Fernando Da Cruz enfrenta presión en Kaizer Chiefs antes de la temporada
Fernando Da Cruz casi no ha tenido tiempo de acomodarse en el banquillo de Kaizer Chiefs y ya siente el peso de la historia sobre los hombros. Ni un balón ha rodado de forma oficial y el francés se encuentra en el centro de una tormenta pública, alimentada por voces que conocen muy bien lo que significa vestir el oro y negro.
El detonante: su lectura prudente de la temporada que viene. Da Cruz dejó entrever que la plantilla no tiene aún la variedad táctica ni la profundidad necesarias para pelear seriamente por el título, más todavía con el añadido de los compromisos en la CAF Confederation Cup. Un mensaje que, en un club como Chiefs, suena casi a sacrilegio.
A eso se suma un mercado de fichajes que avanza a paso lento. Pocas llegadas, muchas dudas. Y los exjugadores han empezado a hablar.
Moloi ve el mismo guion que con Nabi
Fees Moloi, exdelantero de Kaizer Chiefs, no se guardó nada al analizar las palabras de Da Cruz. En declaraciones a KickOff, fue directo al corazón del debate: para él, el nuevo técnico está preparando el terreno para justificar un posible fracaso.
“Da Cruz ya está poniendo excusas para que, si no logra mejorar el equipo, pueda decir ‘se los dije’”, lanzó Moloi, sin rodeos.
El exatacante fue más allá y trazó una línea recta entre el francés y su antecesor: “Da Cruz es igual que Nabi.
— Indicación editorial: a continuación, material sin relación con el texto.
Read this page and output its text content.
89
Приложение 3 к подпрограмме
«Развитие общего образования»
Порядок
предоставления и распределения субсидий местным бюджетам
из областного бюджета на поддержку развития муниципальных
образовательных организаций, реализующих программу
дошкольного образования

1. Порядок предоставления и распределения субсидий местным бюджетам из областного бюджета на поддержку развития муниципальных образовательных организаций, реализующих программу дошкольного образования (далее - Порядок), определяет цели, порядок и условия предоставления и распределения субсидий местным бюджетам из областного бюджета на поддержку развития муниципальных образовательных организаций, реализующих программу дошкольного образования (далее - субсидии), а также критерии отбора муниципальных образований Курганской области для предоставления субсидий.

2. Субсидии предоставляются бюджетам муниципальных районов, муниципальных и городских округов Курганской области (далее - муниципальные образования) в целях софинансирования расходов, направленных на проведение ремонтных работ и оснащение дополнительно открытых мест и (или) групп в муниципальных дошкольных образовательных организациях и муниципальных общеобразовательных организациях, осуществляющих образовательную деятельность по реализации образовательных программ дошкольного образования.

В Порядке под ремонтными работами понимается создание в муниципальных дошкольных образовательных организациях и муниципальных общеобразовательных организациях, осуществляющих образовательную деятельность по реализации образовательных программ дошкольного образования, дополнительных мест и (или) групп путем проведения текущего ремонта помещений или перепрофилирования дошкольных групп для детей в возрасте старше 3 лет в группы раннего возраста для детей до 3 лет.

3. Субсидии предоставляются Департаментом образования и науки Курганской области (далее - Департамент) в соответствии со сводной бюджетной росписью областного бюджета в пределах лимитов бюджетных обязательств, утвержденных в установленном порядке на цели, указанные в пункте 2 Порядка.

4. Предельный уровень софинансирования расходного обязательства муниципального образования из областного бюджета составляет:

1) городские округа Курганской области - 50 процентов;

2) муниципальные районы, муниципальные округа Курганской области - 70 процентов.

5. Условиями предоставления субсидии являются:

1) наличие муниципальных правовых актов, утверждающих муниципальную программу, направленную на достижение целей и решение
Su declaración me recuerda al entrenador tunecino”.
En la mirada de Moloi, el discurso prudente no encaja con la dimensión del cargo. “Es su trabajo preparar al equipo. Parece que tomó el puesto a ciegas”, añadió, cuestionando tanto la decisión del técnico como la forma en que se gestó su llegada.
En Kaizer Chiefs, el listón es innegociable: se espera competir por todos los trofeos, todos los años. Da igual si el club está en transición, si el proyecto es nuevo o si la plantilla necesita ajustes. La exigencia no se negocia, y Moloi lo subrayó con cada frase.
Un banquillo que no admite dudas
La crítica del exdelantero se centró en dos frentes: la profesionalidad del proceso que llevó a la contratación de Da Cruz y la claridad de la comunicación entre el entrenador y la directiva.
Moloi no entiende por qué alguien aceptaría un puesto de tanto peso si no está convencido de poder hacer competitivo al grupo desde el primer día. “Si Kaizer Chiefs no está listo para competir, entonces, ¿qué está haciendo aquí?”, cuestionó. “Lo trajeron para preparar al equipo y hacerlo competitivo. Este entrenador no parece confiar en sí mismo”.
Sus palabras apuntan directo a la cúpula del club. Si el éxito del proyecto dependía de refuerzos específicos, Moloi sostiene que esas condiciones debían estar sobre la mesa antes de que se firmara el contrato. Nada de sorpresas a mitad de camino. Nada de discursos de contención cuando la temporada aún no ha empezado.
Mercado lento, presión rápida
Mientras el mercado se mueve a trompicones, la presión se acelera. La directiva de Chiefs se encuentra ahora ante una encrucijada evidente: respaldar las demandas de su nuevo técnico en la ventana de fichajes o exigirle resultados con lo que ya hay en el vestuario.
Moloi cree que Da Cruz pudo haber evitado esta situación. Para él, el francés entró al proyecto sin calibrar del todo las limitaciones de la plantilla. “¿Por qué aceptó el trabajo en un equipo que no está listo?”, se preguntó en voz alta. Y remató con un reproche a la falta de firmeza inicial del entrenador: “Debió decirle a la directiva desde el principio: ‘Para que yo pueda hacer que el equipo compita, tendrán que reforzar aquí y allá’”.
La temporada todavía no ha comenzado, pero el margen de error de Da Cruz ya parece mínimo. En un club que vive de títulos y símbolos, no hay mucho espacio para discursos cautelosos. Solo para resultados. Y muy pronto se sabrá si sus advertencias eran simple realismo… o la antesala de un nuevo ciclo fallido en Naturena.